Sitting with the warm glass,
Minutes extra than usual.
Is probably what I needed to slow down,
Catch my breath and wonder what lies ahead.
Thankfully, the coffee felt good and welcoming,
And it caressed me much more than my senses.
It was nice to find myself alone awhile,
To nurture myself, a little more than yesterday.
I wanted this time to know that someone,
Who was omnipresent in my thoughts and space.
An invisible being, with whom distance did not matter,
As it was self-love and care that formed the bonding lace.
It’s strange how days have passed into weeks and months,
Now the time is ripe to unplug myself, pause and take stock.
To figure out the ‘have-beens’ and all that has matured,
In the years that have passed too soon.
Yes, it’s now time to see what’s changed and remains,
In me, that someone within and everything we share.
We both have evolved together in more ways,
Than we ever thought we would.
Sitting down together in solitude,
With or without the brew is not something we knew.
These days, the silence in us speaks a lot,
Actually, much more than the unsaid words of yore.
Discovering myself, as I am today,
I feel proud of the petite girl who finds strong solace.

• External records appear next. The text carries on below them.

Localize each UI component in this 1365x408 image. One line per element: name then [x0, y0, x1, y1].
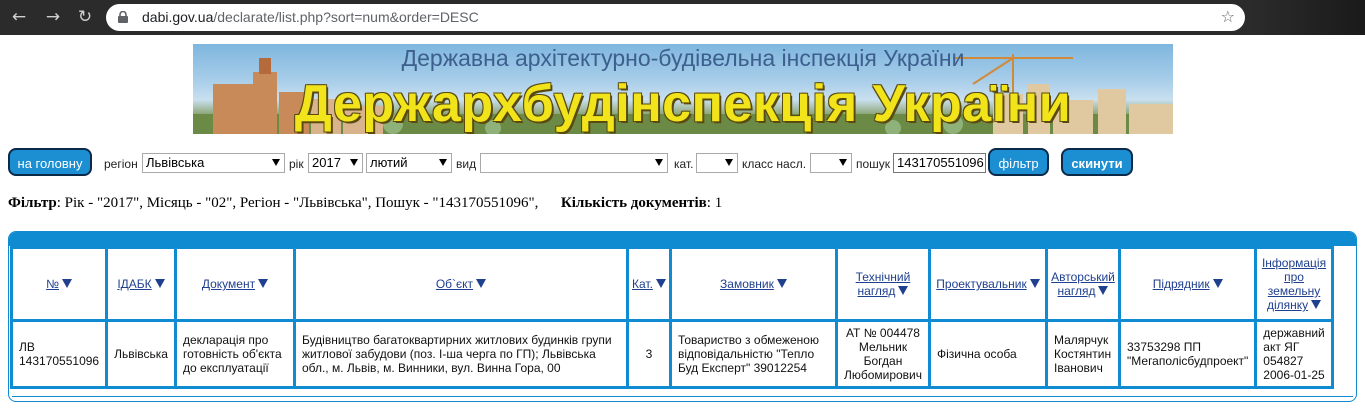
sort-link[interactable]: Підрядник: [1153, 277, 1210, 291]
sort-arrow-icon[interactable]: [258, 279, 269, 288]
sort-arrow-icon[interactable]: [1029, 279, 1040, 288]
sort-arrow-icon[interactable]: [1098, 286, 1109, 295]
column-header[interactable]: Об`єкт: [295, 249, 626, 319]
browser-toolbar: ← → ↻ dabi.gov.ua/declarate/list.php?sor…: [0, 0, 1365, 35]
filter-button[interactable]: фільтр: [988, 148, 1049, 176]
category-select[interactable]: [696, 153, 738, 173]
sort-link[interactable]: Проектувальник: [936, 277, 1026, 291]
table-cell: Будівництво багатоквартирних житлових бу…: [295, 322, 626, 386]
region-label: регіон: [104, 157, 138, 171]
table-cell: Фізична особа: [931, 322, 1045, 386]
table-cell: декларація про готовність об'єкта до екс…: [176, 322, 293, 386]
document-count-text: : 1: [706, 195, 723, 211]
column-header[interactable]: Документ: [176, 249, 293, 319]
sort-arrow-icon[interactable]: [898, 286, 909, 295]
chevron-down-icon: [839, 159, 847, 166]
search-label: пошук: [856, 157, 891, 171]
year-select[interactable]: 2017: [308, 153, 363, 173]
kind-select[interactable]: [480, 153, 668, 173]
url-text: dabi.gov.ua/declarate/list.php?sort=num&…: [142, 9, 479, 25]
table-top-bar: [9, 232, 1356, 246]
table-cell: 33753298 ПП "Мегаполісбудпроект": [1121, 322, 1255, 386]
filter-summary-title: Фільтр: [8, 195, 57, 211]
sort-arrow-icon[interactable]: [776, 279, 787, 288]
sort-arrow-icon[interactable]: [1311, 300, 1322, 309]
column-header[interactable]: Кат.: [628, 249, 669, 319]
sort-link[interactable]: ІДАБК: [117, 277, 151, 291]
reset-button[interactable]: скинути: [1061, 148, 1133, 176]
back-icon[interactable]: ←: [8, 6, 30, 28]
reload-icon[interactable]: ↻: [74, 6, 96, 28]
region-select[interactable]: Львівська: [142, 153, 285, 173]
table-cell: 3: [628, 322, 669, 386]
url-host: dabi.gov.ua: [142, 9, 214, 25]
table-cell: ЛВ 143170551096: [13, 322, 106, 386]
column-header[interactable]: Замовник: [671, 249, 835, 319]
document-count-title: Кількість документів: [560, 195, 707, 211]
chevron-down-icon: [655, 159, 663, 166]
table-bottom-border: [12, 396, 1353, 397]
filter-summary-text: : Рік - "2017", Місяць - "02", Регіон - …: [56, 195, 539, 211]
sort-link[interactable]: Документ: [202, 277, 255, 291]
table-cell: АТ № 004478 Мельник Богдан Любомирович: [837, 322, 928, 386]
column-header[interactable]: Технічний нагляд: [837, 249, 928, 319]
sort-arrow-icon[interactable]: [655, 279, 666, 288]
forward-icon[interactable]: →: [42, 6, 64, 28]
table-row: ЛВ 143170551096 Львівська декларація про…: [13, 322, 1331, 386]
class-select[interactable]: [810, 153, 852, 173]
column-header[interactable]: Підрядник: [1121, 249, 1255, 319]
year-value: 2017: [312, 155, 341, 170]
month-select[interactable]: лютий: [366, 153, 452, 173]
kind-label: вид: [456, 157, 477, 171]
sort-arrow-icon[interactable]: [61, 279, 72, 288]
table-cell: Малярчук Костянтин Іванович: [1048, 322, 1118, 386]
extensions-area: [1252, 0, 1365, 35]
year-label: рік: [289, 157, 304, 171]
table-cell: Львівська: [108, 322, 174, 386]
table-header-row: № ІДАБК Документ Об`єкт Кат. Замовник Те…: [13, 249, 1331, 319]
chevron-down-icon: [439, 159, 447, 166]
column-header[interactable]: №: [13, 249, 106, 319]
site-banner: Державна архітектурно-будівельна інспекц…: [193, 44, 1173, 134]
results-table-container: № ІДАБК Документ Об`єкт Кат. Замовник Те…: [8, 231, 1357, 402]
column-header[interactable]: Проектувальник: [931, 249, 1045, 319]
filter-summary: Фільтр: Рік - "2017", Місяць - "02", Рег…: [8, 195, 722, 212]
lock-icon: [118, 11, 128, 23]
sort-arrow-icon[interactable]: [154, 279, 165, 288]
banner-subtitle: Державна архітектурно-будівельна інспекц…: [401, 45, 965, 71]
sort-arrow-icon[interactable]: [476, 279, 487, 288]
sort-arrow-icon[interactable]: [1212, 279, 1223, 288]
sort-link[interactable]: Об`єкт: [436, 277, 473, 291]
category-label: кат.: [674, 157, 694, 171]
region-value: Львівська: [146, 155, 205, 170]
table-cell: державний акт ЯГ 054827 2006-01-25: [1257, 322, 1331, 386]
class-label: класс насл.: [742, 157, 807, 171]
column-header[interactable]: Інформація про земельну ділянку: [1257, 249, 1331, 319]
sort-link[interactable]: №: [46, 277, 59, 291]
sort-link[interactable]: Кат.: [632, 277, 653, 291]
chevron-down-icon: [350, 159, 358, 166]
chevron-down-icon: [272, 159, 280, 166]
url-path: /declarate/list.php?sort=num&order=DESC: [213, 9, 479, 25]
search-input[interactable]: 143170551096: [893, 153, 986, 173]
table-cell: Товариство з обмеженою відповідальністю …: [671, 322, 835, 386]
month-value: лютий: [370, 155, 408, 170]
bookmark-star-icon[interactable]: ☆: [1221, 7, 1235, 26]
sort-link[interactable]: Замовник: [720, 277, 774, 291]
column-header[interactable]: Авторський нагляд: [1048, 249, 1118, 319]
address-bar[interactable]: dabi.gov.ua/declarate/list.php?sort=num&…: [106, 4, 1245, 31]
banner-title: Держархбудінспекція України: [294, 75, 1072, 133]
home-button[interactable]: на головну: [8, 148, 92, 176]
chevron-down-icon: [725, 159, 733, 166]
column-header[interactable]: ІДАБК: [108, 249, 174, 319]
results-table: № ІДАБК Документ Об`єкт Кат. Замовник Те…: [10, 246, 1334, 389]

In the woman, she reflects more strongly in the mirror,
The reflection in front is mature and guiding.
Her real self within is childlike and wanting,
It’s been a long journey they both know.
What happened yesterday or decades before,
Are felt and re-felt until they hurt no more.
Healing is a process that takes its sweet time,
Even as the future waits to take its course.
It’s the present that’s making us both grow,
Every new moment is a gift, a blessing to know.
I have read somewhere that growth is a pattern.
Self-discovery is a constant and a process.
What I didn’t get to see in print,
Was how only I, along with my inner self,
Could fill in the gaps and straighten out the curve,
To soothe the ups and downs of the years that have flown by.
Life was always moving,
It was never devoid of motion.
In my dilemma to fight or take flight,
Sometimes, I missed going along with the notion.
That slowing down was quintessential,
And unplugging myself was the task that I never wished on myself.
Sitting here with the rest of my coffee gone cold,
I feel mellowed and tired.
I may have become a wise fool, who knows a little more,
But I’m still a lot less than what I am yet to see and feel.
The good thing is that the slate is now clean,
It makes me think or write more clearly than before.
Nowadays, loving myself and my peace,
In ways that I have never done before,
Is teaching me the futility,
Of entwining with what lies outside and away from my core.
The voice within me is what I yearn to hear,
Every time I sit down to catch my breath or shoo away a fear.
I have learned that each moment is a chance to step forward,
Just like the tide, time will not stop for anyone.
But I can stop, slow down and move on,
Just as I wish, just as how I have the energy to.
After all, it’s a long new journey that’s taking me inwards,
With a calling that’s good, true and new.